The Department of Finance has hired a consultant to consult on how best to deal with other consultants.
Simon Longstaff of the Ethics Centre. Michael Quelch
Finance has hired an ethics consultant for advice about handling ties with PwC Australia and Scyne, an entity focused on government services that the consulting giant spun off after a tax-information leak scandal.
“It’s like outsourcing your conscience,” said Greens senator Barbara Pocock.
Senator Pocock, in an emailed statement, likened the situation to a scene out of Utopia, an Australian satirical TV series about bureaucrats.
“Just imagine a bureaucrat in the Department of Finance saying, ‘We need to hire a consultant to advise us on how to hire consultants,’” Senator Pocock said. The writers of Utopia, she said, “couldn’t have come up with a more laughable scenario”.

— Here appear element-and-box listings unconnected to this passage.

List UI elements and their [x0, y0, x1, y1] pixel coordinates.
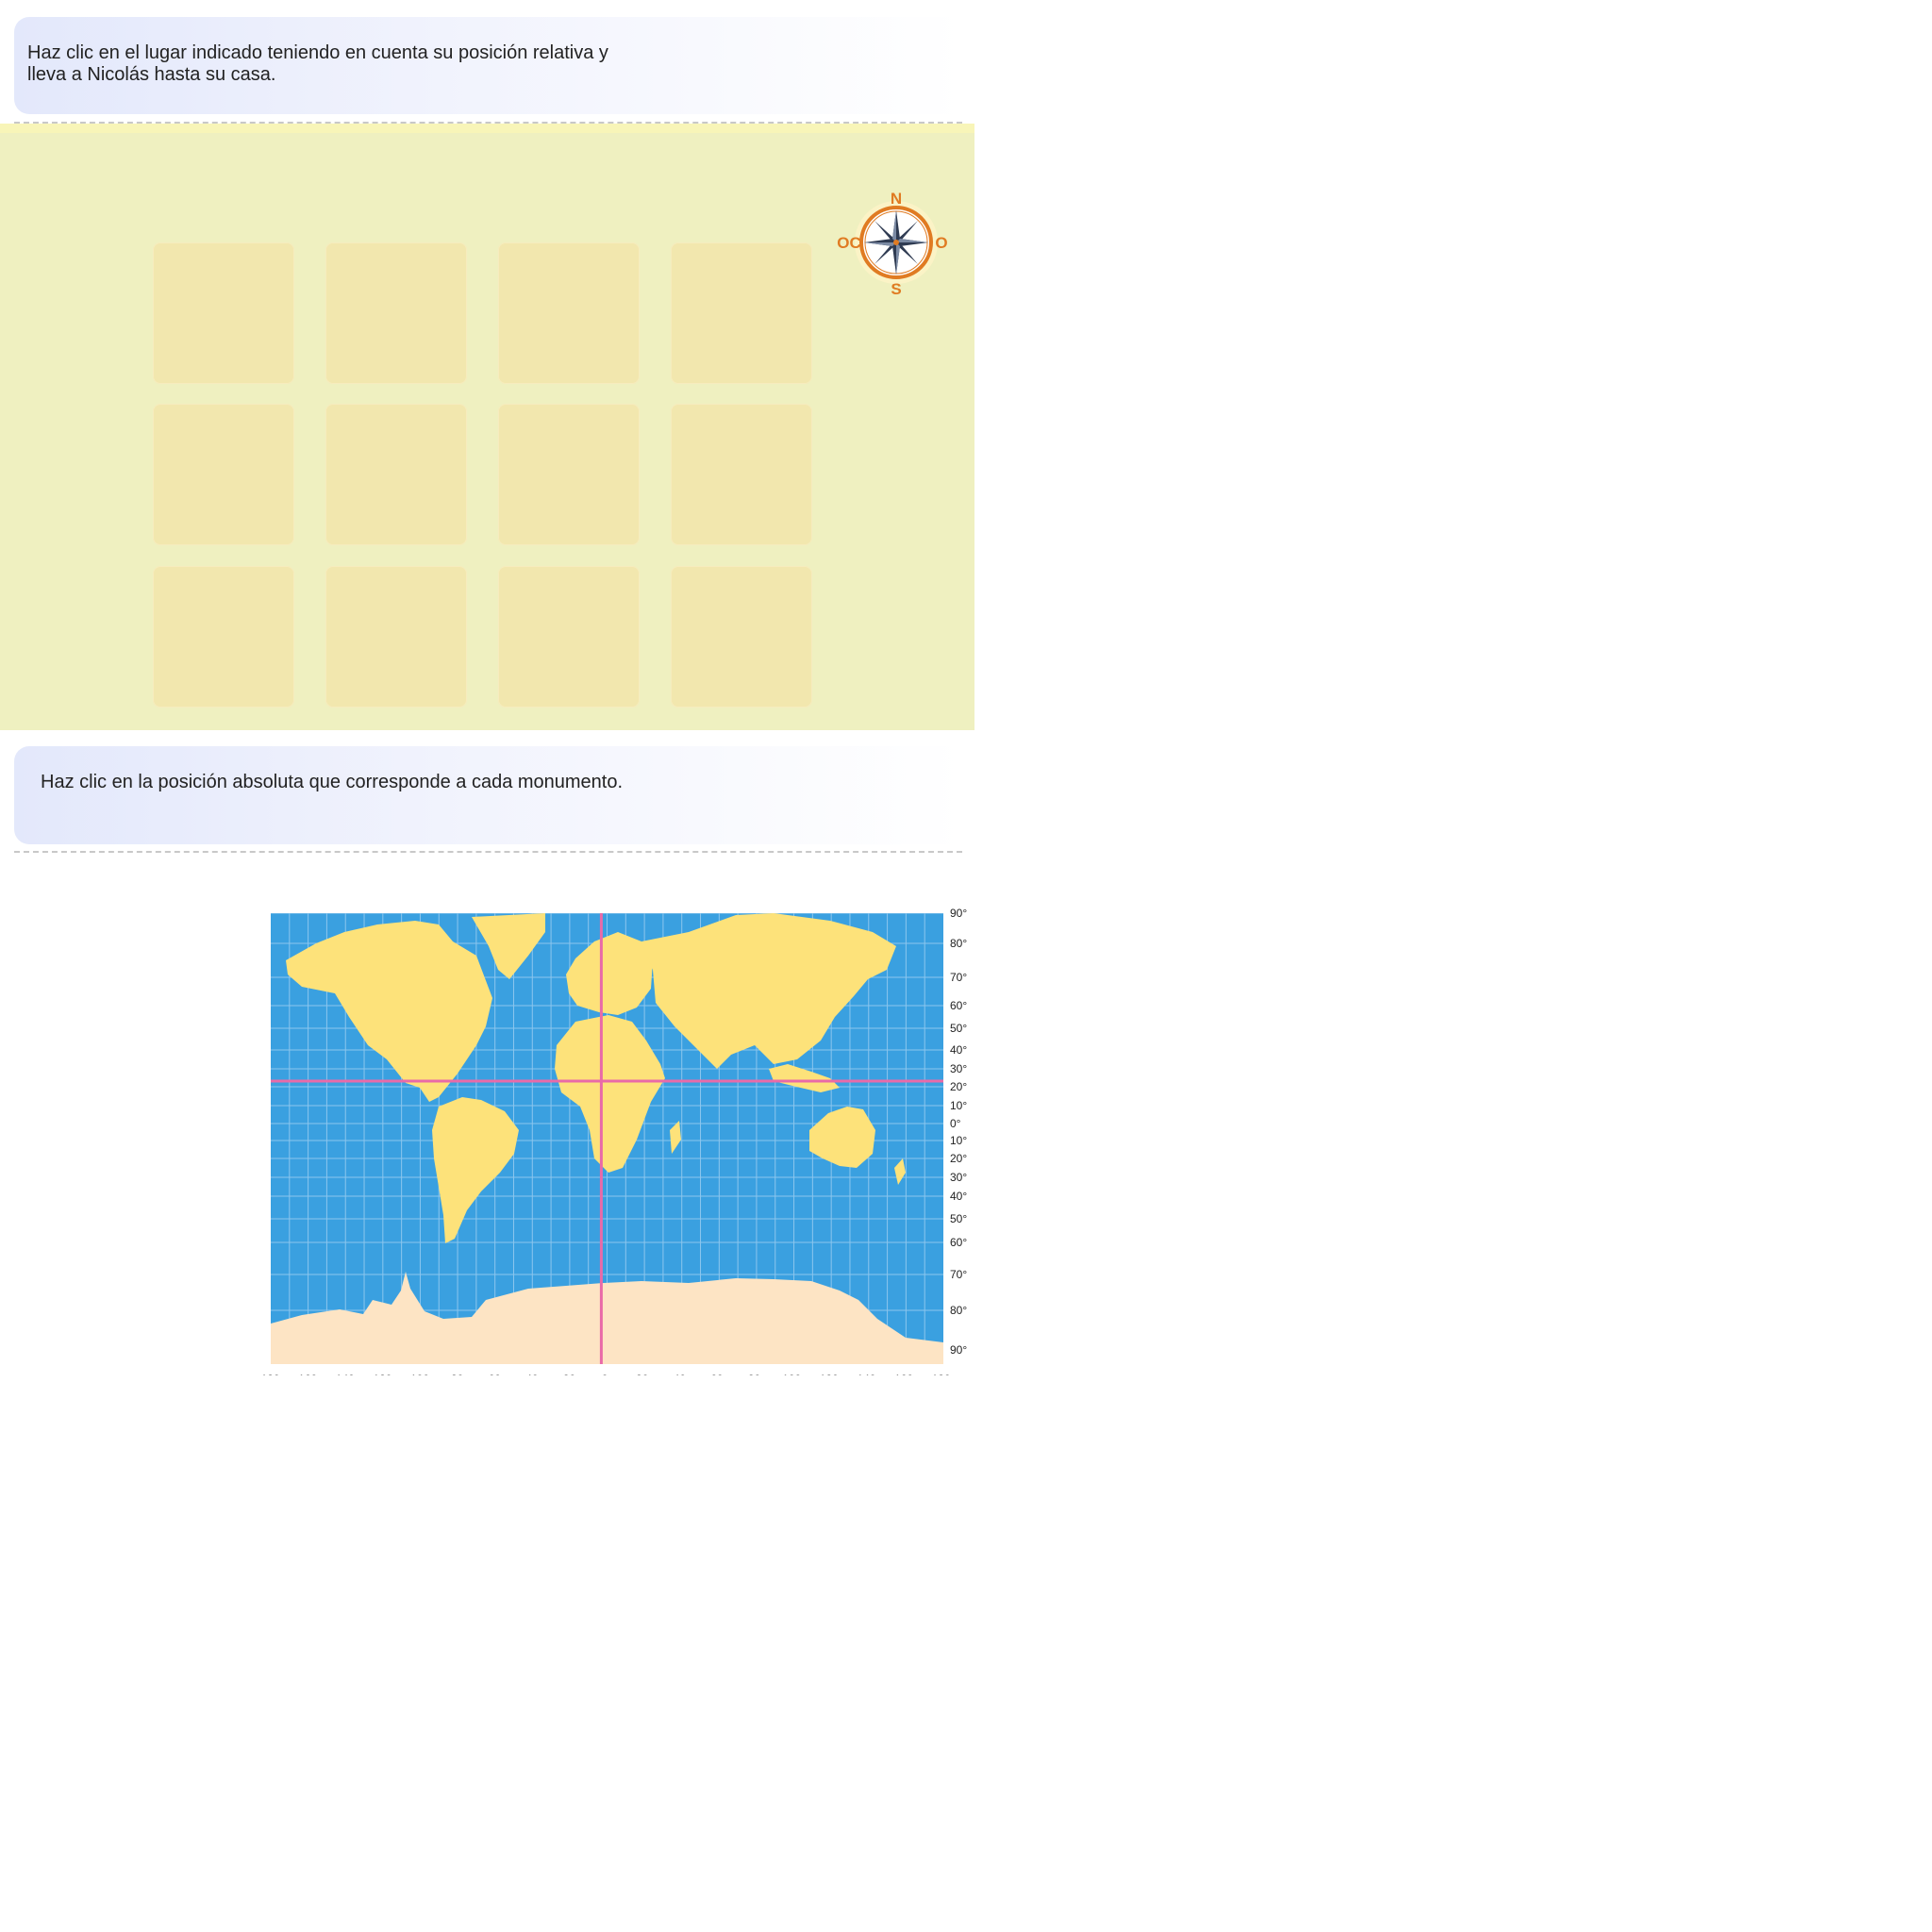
longitude-label: 0° — [602, 1373, 613, 1375]
compass-east-label: O — [935, 234, 947, 252]
longitude-label: 180° — [932, 1373, 956, 1375]
compass-south-label: S — [891, 280, 901, 298]
longitude-label: -60° — [485, 1373, 506, 1375]
grid-cell-r2-c1[interactable] — [153, 404, 294, 545]
asia — [641, 913, 896, 1069]
australia — [809, 1107, 875, 1168]
longitude-label: 140° — [857, 1373, 880, 1375]
latitude-label: 10° — [950, 1099, 967, 1112]
instruction-absolute: Haz clic en la posición absoluta que cor… — [14, 746, 962, 844]
compass-north-label: N — [891, 190, 902, 208]
latitude-label: 40° — [950, 1190, 967, 1203]
latitude-label: 70° — [950, 1268, 967, 1281]
europe — [566, 932, 653, 1015]
south-america — [432, 1097, 519, 1243]
longitude-label: -120° — [369, 1373, 396, 1375]
grid-cell-r3-c1[interactable] — [153, 566, 294, 708]
instruction-absolute-text: Haz clic en la posición absoluta que cor… — [41, 772, 624, 792]
grid-cell-r1-c1[interactable] — [153, 242, 294, 384]
divider — [14, 851, 962, 853]
longitude-label: -20° — [559, 1373, 580, 1375]
longitude-labels: -180° -160° -140° -120° -100° -80° -60° -40° -20… — [258, 1373, 956, 1386]
world-map[interactable]: -180° -160° -140° -120° -100° -80° -60° -40° -20… — [245, 904, 972, 1386]
grid-cell-r1-c3[interactable] — [498, 242, 640, 384]
longitude-label: -140° — [332, 1373, 359, 1375]
latitude-label: 30° — [950, 1062, 967, 1075]
grid-cell-r3-c4[interactable] — [671, 566, 812, 708]
latitude-label: 50° — [950, 1212, 967, 1225]
longitude-label: -80° — [447, 1373, 468, 1375]
greenland — [472, 913, 545, 979]
grid-cell-r2-c3[interactable] — [498, 404, 640, 545]
latitude-label: 40° — [950, 1043, 967, 1057]
instruction-relative: Haz clic en el lugar indicado teniendo e… — [14, 17, 962, 114]
latitude-label: 70° — [950, 971, 967, 984]
longitude-label: -180° — [258, 1373, 285, 1375]
world-map-panel: -180° -160° -140° -120° -100° -80° -60° -40° -20… — [245, 904, 972, 1386]
grid-cell-r2-c4[interactable] — [671, 404, 812, 545]
longitude-label: 160° — [894, 1373, 918, 1375]
longitude-label: -40° — [522, 1373, 542, 1375]
africa — [555, 1015, 665, 1173]
grid-cell-r1-c2[interactable] — [325, 242, 467, 384]
grid-cell-r1-c4[interactable] — [671, 242, 812, 384]
longitude-label: 100° — [782, 1373, 806, 1375]
latitude-label: 20° — [950, 1152, 967, 1165]
longitude-label: 60° — [710, 1373, 727, 1375]
longitude-label: 80° — [748, 1373, 765, 1375]
latitude-label: 60° — [950, 1236, 967, 1249]
grid-cell-r2-c2[interactable] — [325, 404, 467, 545]
instruction-relative-text: Haz clic en el lugar indicado teniendo e… — [27, 42, 608, 85]
latitude-label: 50° — [950, 1022, 967, 1035]
divider — [14, 122, 962, 124]
latitude-label: 20° — [950, 1080, 967, 1093]
latitude-label: 30° — [950, 1171, 967, 1184]
compass-rose-icon: N OC O S — [837, 190, 947, 298]
longitude-label: 120° — [820, 1373, 843, 1375]
north-america — [286, 921, 492, 1102]
latitude-label: 10° — [950, 1134, 967, 1147]
compass-west-label: OC — [837, 234, 861, 252]
latitude-label: 90° — [950, 1343, 967, 1357]
longitude-label: -160° — [294, 1373, 322, 1375]
latitude-label: 80° — [950, 937, 967, 950]
longitude-label: 20° — [636, 1373, 653, 1375]
new-zealand — [894, 1158, 906, 1185]
antarctica — [271, 1272, 943, 1364]
relative-position-board — [0, 124, 974, 730]
grid-cell-r3-c3[interactable] — [498, 566, 640, 708]
latitude-label: 90° — [950, 907, 967, 920]
indonesia — [769, 1064, 840, 1092]
latitude-labels: 90° 80° 70° 60° 50° 40° 30° 20° 10° 0° 10° 20° 30° 40… — [950, 907, 967, 1357]
longitude-label: -100° — [407, 1373, 434, 1375]
latitude-label: 60° — [950, 999, 967, 1012]
grid-cell-r3-c2[interactable] — [325, 566, 467, 708]
latitude-label: 80° — [950, 1304, 967, 1317]
latitude-label: 0° — [950, 1117, 961, 1130]
continents — [271, 913, 943, 1364]
madagascar — [670, 1121, 681, 1154]
longitude-label: 40° — [674, 1373, 691, 1375]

In a July letter to Finance Minister Katy Gallagher, the senator raised concerns about the department hiring Scyne, saying employing consultants from the offshoot company “appears to have the effect of sidestepping accountability”.
In her response, Ms Gallagher said the department had hired Simon Longstaff, a renowned philosopher and chief executive of the Ethics Centre, a not-for-profit organisation. Mr Longstaff would assist the government in assessing whether it could “have confidence in any future work [Scyne] delivers”.
The Finance Department said in an email that the contract was worth $32,000. Mr Longstaff’s “significant knowledge and expertise in the field of ethics appropriately places him to provide the Commonwealth with advice on the range of ethical issues that may arise while engaging with PwC and Scyne”, the department statement said.